3. La fin programmée des commissions versées par Air France
Un dernier facteur va gravement affecter la rémunération des agences de voyages françaises l'an prochain : la remise en cause du système de commissionnement propre à Air France, à compter du 1 er avril 2005 .
Actuellement, 50 % des billets aériens vendus par les agences de voyages opérant en France sont des billets de la compagnie nationale et 73 % du chiffre d'affaires desdites agences est à imputer à la billetterie . Ainsi, la suppression des commissions d'Air France va tarir la source de revenus majoritaire de ces professionnels , qui a globalement représenté 529 M€ pour l'exercice 2003-2004. Dès lors, les agences devront prélever des frais sur chaque dossier client pour se rémunérer et, ce faisant, s'adapter à un nouveau modèle économique où, étant libres de fixer leurs prix de vente , elles devront effectuer des arbitrages entre la nécessité de couvrir leurs charges et de réaliser des bénéfices, d'une part, et de satisfaire leur clientèle à des tarifs compétitifs, d'autre part. On relèvera également que la fin des commissions ouvre la perspective d'un nouveau type de négociations commerciales entre agences et transporteurs aérien s portant, comme dans le secteur de la grande distribution, sur l' obtention de marges arrières en contrepartie de « coopération commerciale ».

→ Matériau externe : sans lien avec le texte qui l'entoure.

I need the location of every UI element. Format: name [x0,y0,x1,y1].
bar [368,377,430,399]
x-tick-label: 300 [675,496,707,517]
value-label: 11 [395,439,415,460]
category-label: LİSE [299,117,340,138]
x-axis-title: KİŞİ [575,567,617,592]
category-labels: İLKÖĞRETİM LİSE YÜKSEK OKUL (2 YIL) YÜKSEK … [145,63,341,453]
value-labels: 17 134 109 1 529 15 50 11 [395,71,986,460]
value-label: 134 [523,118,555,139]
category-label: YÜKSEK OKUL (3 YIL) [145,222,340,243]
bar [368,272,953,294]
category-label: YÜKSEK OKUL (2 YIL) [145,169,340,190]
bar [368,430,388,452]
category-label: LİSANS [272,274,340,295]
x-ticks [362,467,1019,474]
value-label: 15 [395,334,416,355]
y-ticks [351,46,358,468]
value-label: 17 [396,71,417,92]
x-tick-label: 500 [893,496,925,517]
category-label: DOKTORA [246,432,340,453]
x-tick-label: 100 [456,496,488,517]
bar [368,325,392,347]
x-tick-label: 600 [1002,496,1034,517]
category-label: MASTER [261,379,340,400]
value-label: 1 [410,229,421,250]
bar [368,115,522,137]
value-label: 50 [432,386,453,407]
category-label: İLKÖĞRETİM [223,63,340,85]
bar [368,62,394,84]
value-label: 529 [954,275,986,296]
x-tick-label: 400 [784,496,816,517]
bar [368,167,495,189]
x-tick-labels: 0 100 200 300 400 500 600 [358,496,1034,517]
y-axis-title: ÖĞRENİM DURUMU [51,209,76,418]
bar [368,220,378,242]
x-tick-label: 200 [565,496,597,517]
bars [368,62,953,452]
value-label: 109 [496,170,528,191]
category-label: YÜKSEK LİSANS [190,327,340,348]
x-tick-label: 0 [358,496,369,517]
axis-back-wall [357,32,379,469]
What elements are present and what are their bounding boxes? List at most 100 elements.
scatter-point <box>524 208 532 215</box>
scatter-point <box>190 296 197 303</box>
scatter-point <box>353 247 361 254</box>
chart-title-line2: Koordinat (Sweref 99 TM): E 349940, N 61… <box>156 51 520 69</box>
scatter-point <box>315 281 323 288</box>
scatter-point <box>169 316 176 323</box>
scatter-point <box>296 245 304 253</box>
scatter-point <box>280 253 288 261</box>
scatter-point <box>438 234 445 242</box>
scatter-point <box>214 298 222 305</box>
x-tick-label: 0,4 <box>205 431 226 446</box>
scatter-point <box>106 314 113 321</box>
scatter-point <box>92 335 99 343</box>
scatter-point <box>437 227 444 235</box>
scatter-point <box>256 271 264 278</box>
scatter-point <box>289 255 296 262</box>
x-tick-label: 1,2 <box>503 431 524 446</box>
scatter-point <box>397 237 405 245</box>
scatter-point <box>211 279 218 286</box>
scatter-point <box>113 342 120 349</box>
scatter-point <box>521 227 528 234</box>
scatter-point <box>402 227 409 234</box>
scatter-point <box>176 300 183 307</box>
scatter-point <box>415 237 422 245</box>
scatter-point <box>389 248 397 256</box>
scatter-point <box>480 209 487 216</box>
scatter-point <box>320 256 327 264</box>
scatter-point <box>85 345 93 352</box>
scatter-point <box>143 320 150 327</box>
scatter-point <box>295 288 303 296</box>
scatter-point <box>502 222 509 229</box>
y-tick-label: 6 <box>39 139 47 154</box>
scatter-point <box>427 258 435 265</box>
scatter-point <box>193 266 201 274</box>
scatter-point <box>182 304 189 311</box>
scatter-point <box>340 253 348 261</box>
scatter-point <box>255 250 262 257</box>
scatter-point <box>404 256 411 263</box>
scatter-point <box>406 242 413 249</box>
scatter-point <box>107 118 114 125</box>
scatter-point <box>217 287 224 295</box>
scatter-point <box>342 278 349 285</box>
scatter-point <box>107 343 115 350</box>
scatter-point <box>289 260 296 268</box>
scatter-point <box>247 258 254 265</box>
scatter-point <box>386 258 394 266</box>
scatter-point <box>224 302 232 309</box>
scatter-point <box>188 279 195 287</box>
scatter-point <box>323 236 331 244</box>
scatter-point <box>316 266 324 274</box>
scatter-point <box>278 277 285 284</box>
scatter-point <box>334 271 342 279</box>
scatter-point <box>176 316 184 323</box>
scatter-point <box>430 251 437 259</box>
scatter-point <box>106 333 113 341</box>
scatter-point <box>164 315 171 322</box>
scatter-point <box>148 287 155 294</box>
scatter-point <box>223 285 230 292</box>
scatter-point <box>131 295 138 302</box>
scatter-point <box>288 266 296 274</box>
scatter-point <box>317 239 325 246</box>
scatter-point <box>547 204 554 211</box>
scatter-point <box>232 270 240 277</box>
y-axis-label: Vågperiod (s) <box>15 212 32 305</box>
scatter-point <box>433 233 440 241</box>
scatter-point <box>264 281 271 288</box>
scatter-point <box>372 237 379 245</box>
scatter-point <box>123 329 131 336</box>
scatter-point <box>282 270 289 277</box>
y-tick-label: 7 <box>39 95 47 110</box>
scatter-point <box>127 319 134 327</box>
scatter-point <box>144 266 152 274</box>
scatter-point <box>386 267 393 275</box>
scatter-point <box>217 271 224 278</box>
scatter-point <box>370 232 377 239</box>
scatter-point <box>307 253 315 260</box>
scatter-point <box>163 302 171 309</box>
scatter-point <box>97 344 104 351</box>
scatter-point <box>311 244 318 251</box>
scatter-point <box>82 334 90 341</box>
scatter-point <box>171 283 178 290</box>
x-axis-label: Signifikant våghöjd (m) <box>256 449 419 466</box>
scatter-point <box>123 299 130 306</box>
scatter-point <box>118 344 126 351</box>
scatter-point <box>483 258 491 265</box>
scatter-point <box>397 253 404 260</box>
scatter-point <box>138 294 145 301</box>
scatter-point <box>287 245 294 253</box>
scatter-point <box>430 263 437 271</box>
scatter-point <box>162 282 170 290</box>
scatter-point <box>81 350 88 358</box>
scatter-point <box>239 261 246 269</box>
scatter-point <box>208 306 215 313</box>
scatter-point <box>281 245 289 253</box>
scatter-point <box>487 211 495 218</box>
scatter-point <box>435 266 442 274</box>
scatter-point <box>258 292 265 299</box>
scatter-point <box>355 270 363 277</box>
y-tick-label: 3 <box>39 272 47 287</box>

La compagnie nationale prévoit certes des mesures compensatoires transitoires : elle versera aux agences de voyages, pendant un an (jusqu'au 31 mars 2006), un montant forfaitaire par coupon de vol de 1 à 2 euros selon les niveaux de tarifs, et, pendant trois ans (jusqu'au 31 mars 2008), une compensation pouvant aller jusqu'à 0,6 % des ventes annuelles par agence de billets Air France.

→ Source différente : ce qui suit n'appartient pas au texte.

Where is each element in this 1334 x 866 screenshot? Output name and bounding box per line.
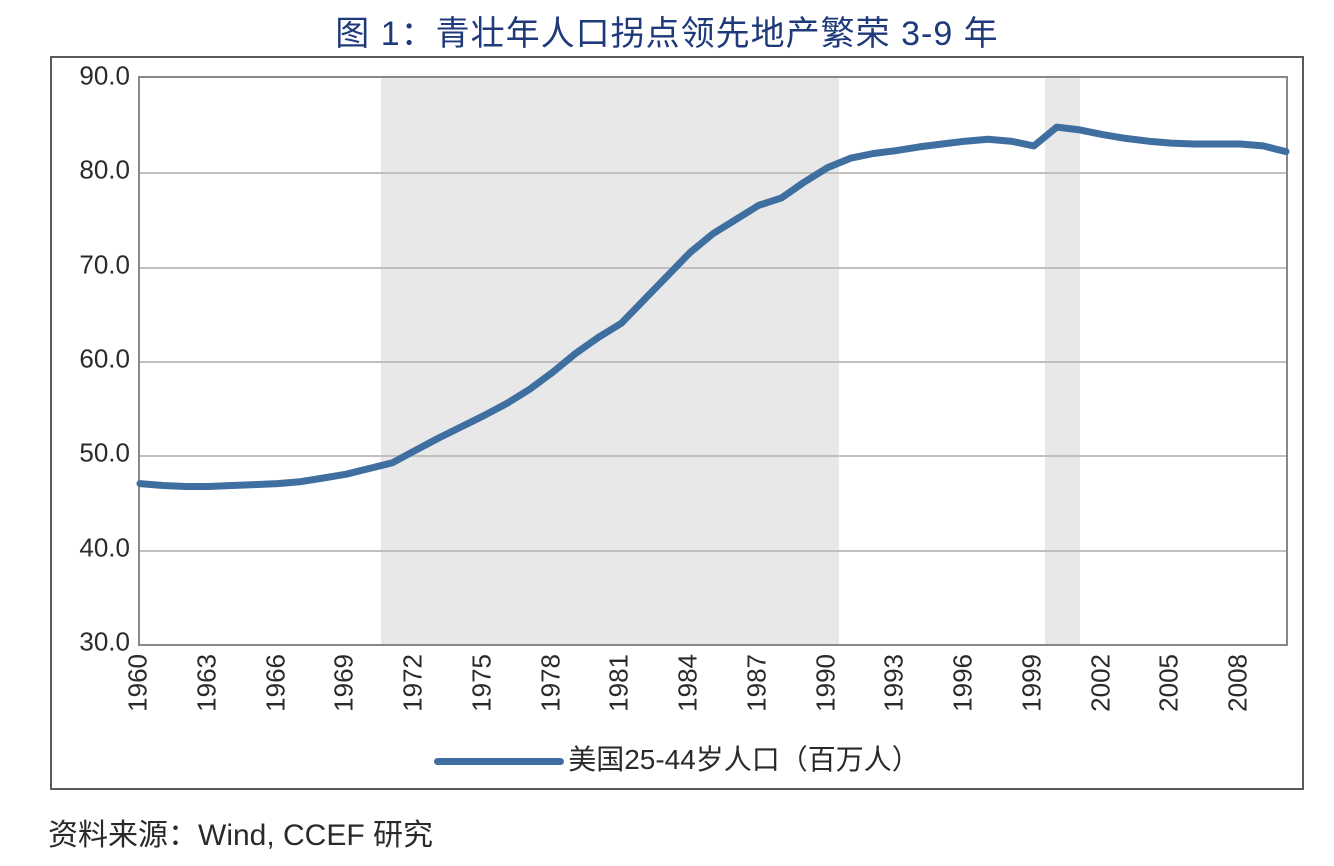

Cette modification des relations entre Air France et les agences de voyages n'est pas seulement grave pour leurs résultats , quelles que soient la nature et l'ampleur des mesures de compensation proposées par la compagnie, qui seront au reste transitoires : elle est également inquiétante pour leur volume d'activités . En effet, le nouveau dispositif de distribution de billets va être affecté par une importante distorsion de concurrence fiscale entre les agences et la compagnie (13 ( * )) : en tant que transporteur, celle-ci applique en effet une TVA à 5,5 % sur ses ventes en direct, alors que les agences sont soumises au taux normal de taxation, soit 19,6 %. C'est la raison pour laquelle Air France a consenti à une troisième mesure d'accompagnement après la suppression des commissions : un forfait de 0,75 euros par coupon de vol sur la métropole pendant la première année de l'accord, et de 0,5 % la seconde.

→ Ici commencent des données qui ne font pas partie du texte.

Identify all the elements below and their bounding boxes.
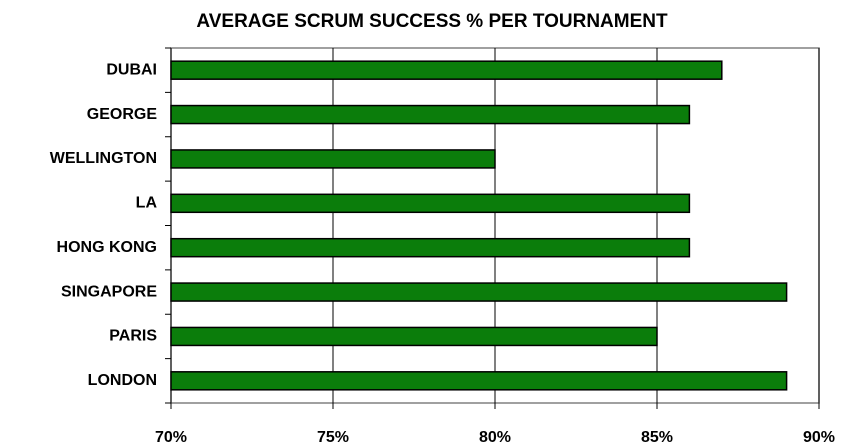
y-tick-label: PARIS bbox=[109, 328, 157, 345]
x-tick-label: 70% bbox=[155, 429, 187, 446]
y-tick-label: LONDON bbox=[88, 372, 157, 389]
y-tick-label: WELLINGTON bbox=[50, 150, 157, 167]
x-tick-label: 85% bbox=[641, 429, 673, 446]
bar bbox=[170, 149, 496, 169]
y-tick-label: LA bbox=[136, 195, 158, 212]
bar bbox=[170, 371, 788, 391]
bar bbox=[170, 60, 723, 80]
bar bbox=[170, 326, 658, 347]
y-tick-label: GEORGE bbox=[87, 106, 158, 123]
x-tick-label: 90% bbox=[803, 429, 835, 446]
bar bbox=[170, 104, 691, 125]
x-tick-label: 75% bbox=[317, 429, 349, 446]
bar bbox=[170, 193, 691, 214]
bar bbox=[170, 237, 691, 258]
x-tick-label: 80% bbox=[479, 429, 511, 446]
y-tick-label: HONG KONG bbox=[57, 239, 157, 256]
chart-title: AVERAGE SCRUM SUCCESS % PER TOURNAMENT bbox=[196, 11, 668, 32]
bar bbox=[170, 282, 788, 302]
y-tick-label: DUBAI bbox=[106, 61, 157, 78]
y-tick-label: SINGAPORE bbox=[61, 283, 157, 300]
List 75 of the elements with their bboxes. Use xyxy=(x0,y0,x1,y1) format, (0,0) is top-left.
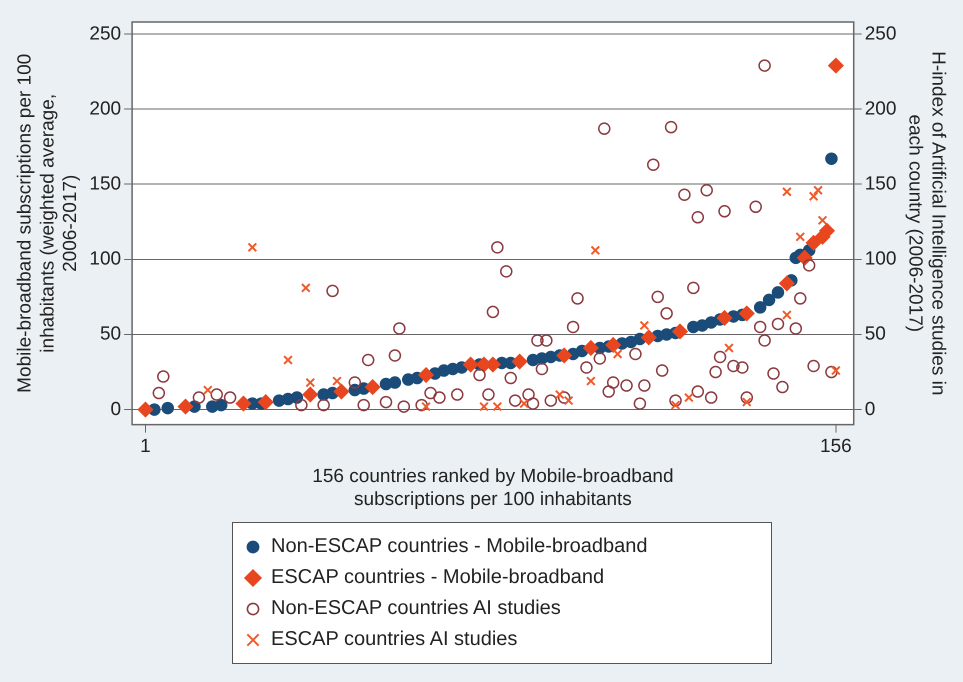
point xyxy=(806,235,822,251)
point xyxy=(418,367,434,383)
y2-axis-title: H-index of Artificial Intelligence studies in each country (2006-2017) xyxy=(904,51,948,396)
point xyxy=(612,349,623,359)
point xyxy=(754,301,766,314)
y2-tick-label: 50 xyxy=(864,324,886,345)
point xyxy=(258,394,274,410)
y-axis-title: Mobile-broadband subscriptions per 100 inhabitants (weighted average, 2006-2017) xyxy=(14,54,82,393)
point xyxy=(825,152,838,165)
point xyxy=(519,398,529,408)
point xyxy=(828,58,844,74)
point xyxy=(590,245,600,256)
y2-tick-label: 250 xyxy=(864,23,896,44)
y-tick-label: 100 xyxy=(89,248,122,270)
x-tick-label: 1 xyxy=(140,436,151,458)
point xyxy=(334,384,350,400)
point xyxy=(214,398,228,412)
point xyxy=(202,385,213,395)
point xyxy=(641,330,657,346)
point xyxy=(305,378,316,388)
legend-label: Non-ESCAP countries AI studies xyxy=(271,597,561,620)
point xyxy=(300,283,311,293)
y-tick-label: 0 xyxy=(110,398,122,420)
point xyxy=(462,356,478,372)
point xyxy=(782,186,792,197)
point xyxy=(672,324,688,340)
point xyxy=(779,276,795,292)
point xyxy=(161,402,174,414)
legend-label: ESCAP countries - Mobile-broadband xyxy=(271,566,604,589)
point xyxy=(782,310,792,320)
point xyxy=(332,376,342,386)
point xyxy=(830,366,841,376)
y2-tick-label: 0 xyxy=(864,398,876,420)
point xyxy=(670,400,680,410)
y-tick-label: 200 xyxy=(89,98,122,120)
point xyxy=(795,232,806,242)
point xyxy=(178,398,194,414)
point xyxy=(421,402,431,412)
point xyxy=(479,402,489,412)
legend-label: ESCAP countries AI studies xyxy=(271,628,518,651)
point xyxy=(512,354,528,370)
y-tick-label: 150 xyxy=(89,173,122,194)
point xyxy=(586,376,596,386)
y2-tick-label: 200 xyxy=(864,98,896,120)
x-tick-label: 156 xyxy=(820,436,852,458)
point xyxy=(247,242,258,252)
point xyxy=(583,340,599,356)
point xyxy=(554,390,565,400)
point xyxy=(808,191,818,202)
point xyxy=(724,343,734,353)
y-tick-label: 250 xyxy=(89,23,122,44)
x-axis-title: 156 countries ranked by Mobile-broadband subscriptions per 100 inhabitants xyxy=(312,466,674,510)
point xyxy=(388,376,402,389)
point xyxy=(364,379,380,395)
point xyxy=(556,348,572,364)
point xyxy=(564,396,574,406)
point xyxy=(762,294,776,306)
point xyxy=(772,286,784,299)
point xyxy=(716,310,732,326)
point xyxy=(605,337,621,353)
point xyxy=(138,402,154,418)
point xyxy=(813,185,823,196)
point xyxy=(742,397,752,407)
point xyxy=(639,320,650,330)
point xyxy=(236,396,252,412)
y2-tick-label: 100 xyxy=(864,248,896,270)
y-tick-label: 50 xyxy=(100,324,122,345)
point xyxy=(739,306,755,322)
point xyxy=(492,402,502,412)
point xyxy=(302,386,318,402)
legend-label: Non-ESCAP countries - Mobile-broadband xyxy=(271,535,648,558)
point xyxy=(684,392,694,402)
point xyxy=(283,355,293,365)
y2-tick-label: 150 xyxy=(864,173,896,194)
point xyxy=(818,215,828,226)
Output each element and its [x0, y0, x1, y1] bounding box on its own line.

Reste que toutes ces compensations transitoires seront structurellement insuffisantes pour éviter aux agences de souscrire à de coûteuses mutations pour ne pas disparaître .
* (13) Qui vient s'ajouter à celle que qu'imposent déjà aux agences de voyage traditionnelles les agences en ligne établies dans des pays dont les taux de TVA sont inférieurs au taux français.